By Dave Link, Eastside News
As the celebration of 100 years of community journalism on Madison’s east side wraps up, it’s time to look at the “modern age” of Eastside News, where Atwood/Goodman community centers mostly coordinated the publishing of it.
The Atwood’s Alive newsletter published by the Atwood Community Center, with help from the neighborhood associations, became a full-fledged newspaper in 1980. In 1981, it was rechristened East Side News with formerly Atwood’s Alive in parenthesis below the new nameplate. While printed on newsprint and a broadsheet with plenty of ads, these early issues still seemed more newsletter than newspaper.
Today’s editions still continue to carry the same type of content. Like there’s still an older adult section. In 1982, East Side New’s senior section told of ACC’s monthly euchre and the Friendly Sightseers group that met on Mondays for lectures, slides shows, trips, plays and potlucks. These same activity listings can be found in current editions.
The youth notes section told of ACC’s youth program offerings. On Mondays, preteens (ages 7-13) could come to cooking class from 3:30-5:15 p.m. This is another activity still occurring at Goodman Community Center.
As the 1980s progressed, East Side News finally resembled a newspaper again. One of the front-page stories in April 1982 edition reports on layoffs at Oscar Mayer, Ray-O-Vac, Madison-Kipp and more. In 1984, the lead article is how Madison-Kipp will renovate the old Madison Metro bus barns at 166 S. Fair Oaks Ave. The bus barns, originally built for streetcars, were where the city stored buses before the current East Washington Avenue location.
The spring 1987 ESN informs readers that the neighborhood revitalization association is assisting in planning for uses of the recently abandoned Soo Line through the neighborhood. That corridor is where the Capital City Path runs past community gardens and GCC’s Brassworks.
The first splash of color shows up in the August 1994 edition. Before that, ESN was only black ink on whitish paper. Full color appears on some pages and photos by the end of the decade.

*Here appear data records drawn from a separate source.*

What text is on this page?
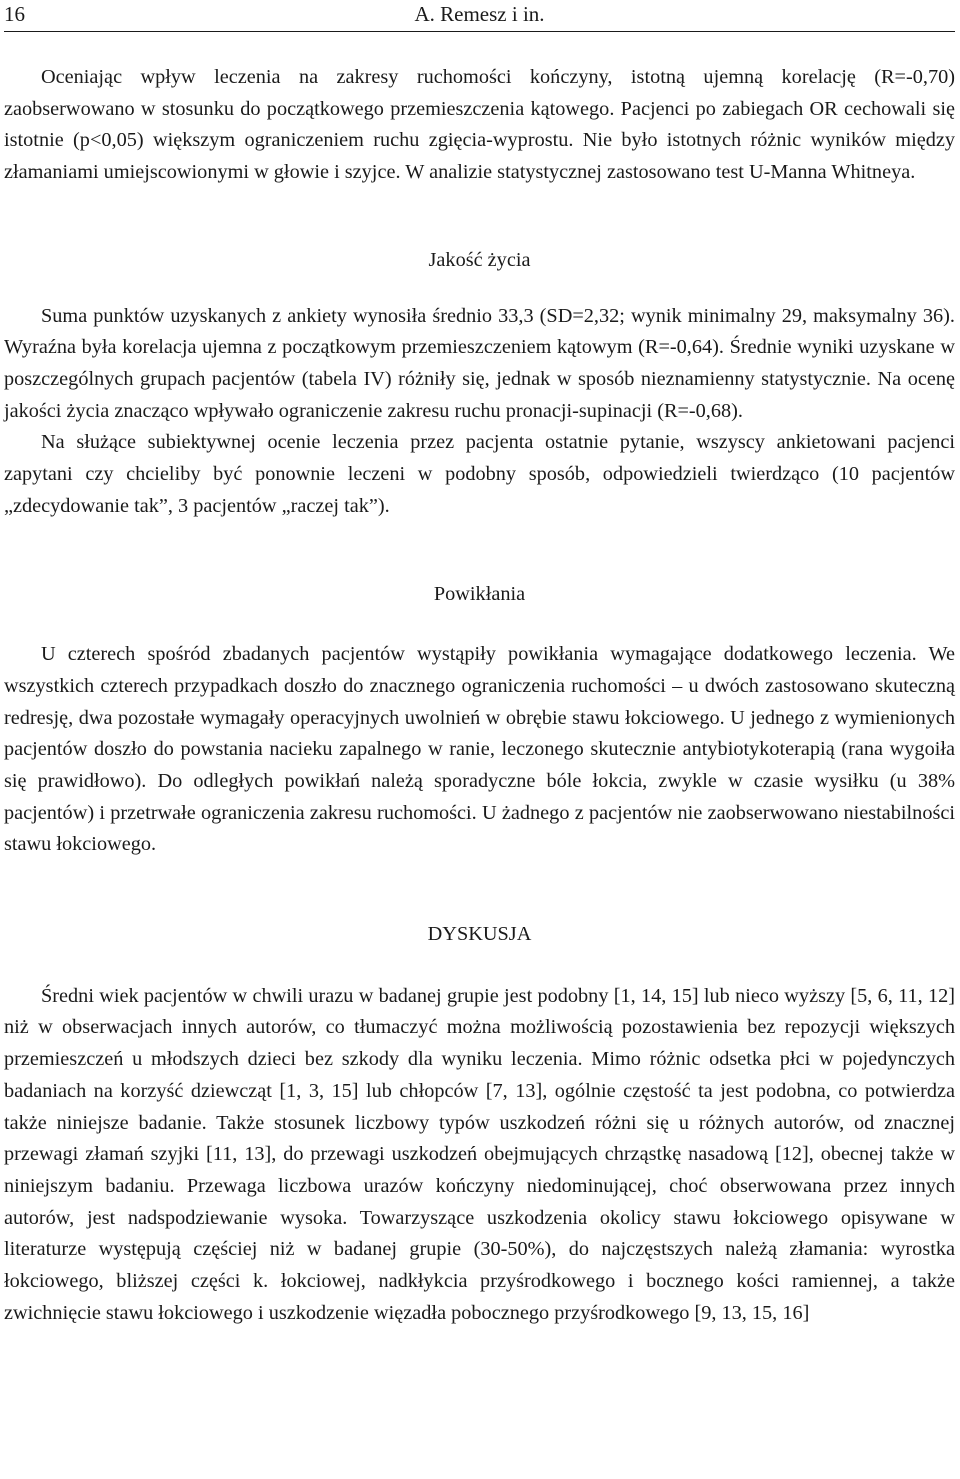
16	A. Remesz i in.

Oceniając wpływ leczenia na zakresy ruchomości kończyny, istotną ujemną korelację (R=-0,70) zaobserwowano w stosunku do początkowego przemieszczenia kątowego. Pacjenci po zabiegach OR cechowali się istotnie (p<0,05) większym ograniczeniem ruchu zgięcia-wyprostu. Nie było istotnych różnic wyników między złamaniami umiejscowionymi w głowie i szyjce. W analizie statystycznej zastosowano test U-Manna Whitneya.

Jakość życia

Suma punktów uzyskanych z ankiety wynosiła średnio 33,3 (SD=2,32; wynik minimalny 29, maksymalny 36). Wyraźna była korelacja ujemna z początkowym przemieszczeniem kątowym (R=-0,64). Średnie wyniki uzyskane w poszczególnych grupach pacjentów (tabela IV) różniły się, jednak w sposób nieznamienny statystycznie. Na ocenę jakości życia znacząco wpływało ograniczenie zakresu ruchu pronacji-supinacji (R=-0,68).

Na służące subiektywnej ocenie leczenia przez pacjenta ostatnie pytanie, wszyscy ankietowani pacjenci zapytani czy chcieliby być ponownie leczeni w podobny sposób, odpowiedzieli twierdząco (10 pacjentów „zdecydowanie tak”, 3 pacjentów „raczej tak”).

Powikłania

U czterech spośród zbadanych pacjentów wystąpiły powikłania wymagające dodatkowego leczenia. We wszystkich czterech przypadkach doszło do znacznego ograniczenia ruchomości – u dwóch zastosowano skuteczną redresję, dwa pozostałe wymagały operacyjnych uwolnień w obrębie stawu łokciowego. U jednego z wymienionych pacjentów doszło do powstania nacieku zapalnego w ranie, leczonego skutecznie antybiotykoterapią (rana wygoiła się prawidłowo). Do odległych powikłań należą sporadyczne bóle łokcia, zwykle w czasie wysiłku (u 38% pacjentów) i przetrwałe ograniczenia zakresu ruchomości. U żadnego z pacjentów nie zaobserwowano niestabilności stawu łokciowego.

DYSKUSJA

Średni wiek pacjentów w chwili urazu w badanej grupie jest podobny [1, 14, 15] lub nieco wyższy [5, 6, 11, 12] niż w obserwacjach innych autorów, co tłumaczyć można możliwością pozostawienia bez repozycji większych przemieszczeń u młodszych dzieci bez szkody dla wyniku leczenia. Mimo różnic odsetka płci w pojedynczych badaniach na korzyść dziewcząt [1, 3, 15] lub chłopców [7, 13], ogólnie częstość ta jest podobna, co potwierdza także niniejsze badanie. Także stosunek liczbowy typów uszkodzeń różni się u różnych autorów, od znacznej przewagi złamań szyjki [11, 13], do przewagi uszkodzeń obejmujących chrząstkę nasadową [12], obecnej także w niniejszym badaniu. Przewaga liczbowa urazów kończyny niedominującej, choć obserwowana przez innych autorów, jest nadspodziewanie wysoka. Towarzyszące uszkodzenia okolicy stawu łokciowego opisywane w literaturze występują częściej niż w badanej grupie (30-50%), do najczęstszych należą złamania: wyrostka łokciowego, bliższej części k. łokciowej, nadkłykcia przyśrodkowego i bocznego kości ramiennej, a także zwichnięcie stawu łokciowego i uszkodzenie więzadła pobocznego przyśrodkowego [9, 13, 15, 16]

Full color on all pages would finally be realized about 10 years ago, when improvements to printing made it cost effective.
Articles in the 1990s offered these tidbits: A computerized Atwood food pantry and ACC’s Thanksgiving Basket Drive provided 300 meals to the community (November/December 1995), and ACC has a homepage on the web — but not its own domain (February 1996).

Ads have always been important to ESN. After all, it is expensive to publish a newspaper. While their purpose is simple — to help pay the bills — viewed through time, ads also provide a glimpse of what the east side was like. Ads for haircuts, restaurants and home repair. Mostly locally owned establishments, though there’s always been professionally designed corporate-style ads.
One of the other constants in the modern age has been stories written by community members volunteering their time. Hyper-local community journalism requires the community to be participants. ESN has been fortunate to have so many people volunteer their time and skills since the early 1980s. Volunteer writers are still the hallmark of ESN.
It’s hard to condense 100 years into six issues. But the most constant of all the ESN constants is that the community cares. Marshall Browne’s ESN would not have lasted 40 years if nobody read it. If residents didn’t clamor for more from the newsletters in the 1970s, ESN would not have been revived in the 1980s. And, if the community was apathetic to ESN by the 1990s and beyond, this community newspaper would be defunct again.
Having a community newspaper for 100 years is something to celebrate — and support — and it’s something we all should take pride in. As the first issues proclaimed in 1924: Madison, the best of cities — The east side, the best of Madison.